Mechanotransduction at the nucleus in plants: from chromatin organization to cell fate decision – Mecha-NUC

Various arabidopsis transgenic lines co-expressing fluorescent markers of the cytoskeleton (microtubules or actin filaments, green markers) and the nuclear envelope (red marker) in wild-type or mutated plants were established. Different microfluidic and micromechanical tools were developed.

At the tissue level:

- Proteomic and transcriptomic analyses under experimental mechanical stress conditions (hyperosmotic stress)

- Modeling tests of chromatin organization at the periphery of the nuclear envelope

At the cellular level:

- Analysis of cytoskeletal and nuclear dynamics by high-resolution microscopy of root hairs using microfluidic chips

- Mathematical modeling of root hair development by integrating the forces acting on the nuclear envelope

- AFM measurement of root hairs in the sheath regions and near the root hair tip

- Compression of root hairs or protoplasts isolated from roots

- Modeling tests of chromatin organization at the periphery of the nuclear envelope.

Our major findings concern the impact of dynamic cytoskeletal and nuclear changes on root hair growth in Arabidopsis using microfluidic chips.
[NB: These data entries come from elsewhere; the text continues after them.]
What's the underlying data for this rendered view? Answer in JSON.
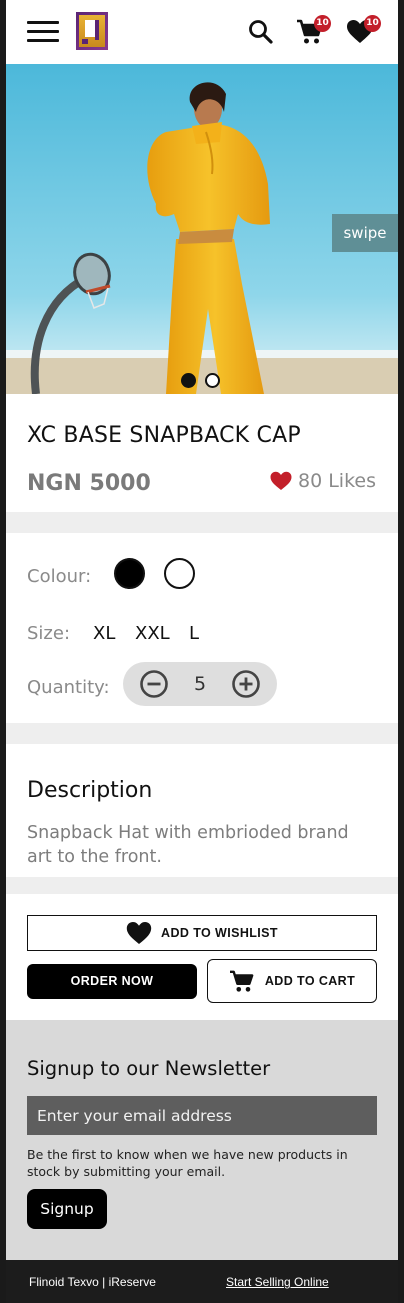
{
  "header": {
    "menu_icon": "hamburger-menu-icon",
    "logo_icon": "brand-logo",
    "cart_badge": "10",
    "wishlist_badge": "10",
    "colors": {
      "badge": "#c31f2a",
      "logo_gold": "#d9a42a",
      "logo_purple": "#5a2474"
    }
  },
  "hero": {
    "swipe_label": "swipe",
    "slides": 2,
    "active_slide": 1,
    "colors": {
      "sky": "#5dc4e0",
      "outfit": "#f1b417",
      "swipe_bg": "#5f8f96"
    }
  },
  "product": {
    "title": "XC BASE SNAPBACK CAP",
    "price": "NGN 5000",
    "likes": "80 Likes",
    "like_color": "#c31f2a"
  },
  "options": {
    "colour_label": "Colour:",
    "colours": [
      "#000000",
      "#ffffff"
    ],
    "size_label": "Size:",
    "sizes": [
      "XL",
      "XXL",
      "L"
    ],
    "quantity_label": "Quantity:",
    "quantity": "5"
  },
  "description": {
    "heading": "Description",
    "text": "Snapback Hat with embrioded brand art to the front."
  },
  "actions": {
    "wishlist": "ADD TO WISHLIST",
    "order": "ORDER NOW",
    "cart": "ADD TO CART"
  },
  "newsletter": {
    "heading": "Signup to our Newsletter",
    "email_placeholder": "Enter your email address",
    "text": "Be the first to know when we have new products in stock by submitting your email.",
    "button": "Signup"
  },
  "footer": {
    "left": "Flinoid Texvo | iReserve",
    "right": "Start Selling Online"
  }
}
We monitored cytoskeletal (microtubules, actin filaments) and nuclear dynamics in plants expressing fluorescent cytoskeletal and nuclear markers using high-resolution real-time imaging. We identified three distinct stages—rapid growth, slow growth, and early maturation—and quantified growth kinetics with high temporal resolution. The transition from rapid to slow growth is associated with dynamic cytoskeletal changes, leading to reduced apical growth and a decreased nucleus-tip distance. Based on these observations, we developed a mathematical model linking cytoskeletal and nuclear dynamics to apical growth by integrating the forces acting on the nuclear envelope. Using genetic and pharmacological approaches, we were able to disrupt or trigger this transition, thus confirming the model and revealing a crucial interaction between actin filaments and microtubules at the nuclear envelope.

Vacuole dynamics, as well as cell diameter and rigidity, vary in the subapex region during the transition from rapid to slow growth, indicating coordinated regulation of several subcellular systems.

Furthermore, root hair growth on different agar concentrations can be correlated with mechanical stress induced by changes in substrate rigidity. An increase in substrate rigidity leads to slowed root hair growth and a reduction in nuclear displacement velocity within the root hair. Finally, to correlate dynamic changes in nuclear shape with the 3D organization of chromatin, statistical analysis tools were developed (BIP program).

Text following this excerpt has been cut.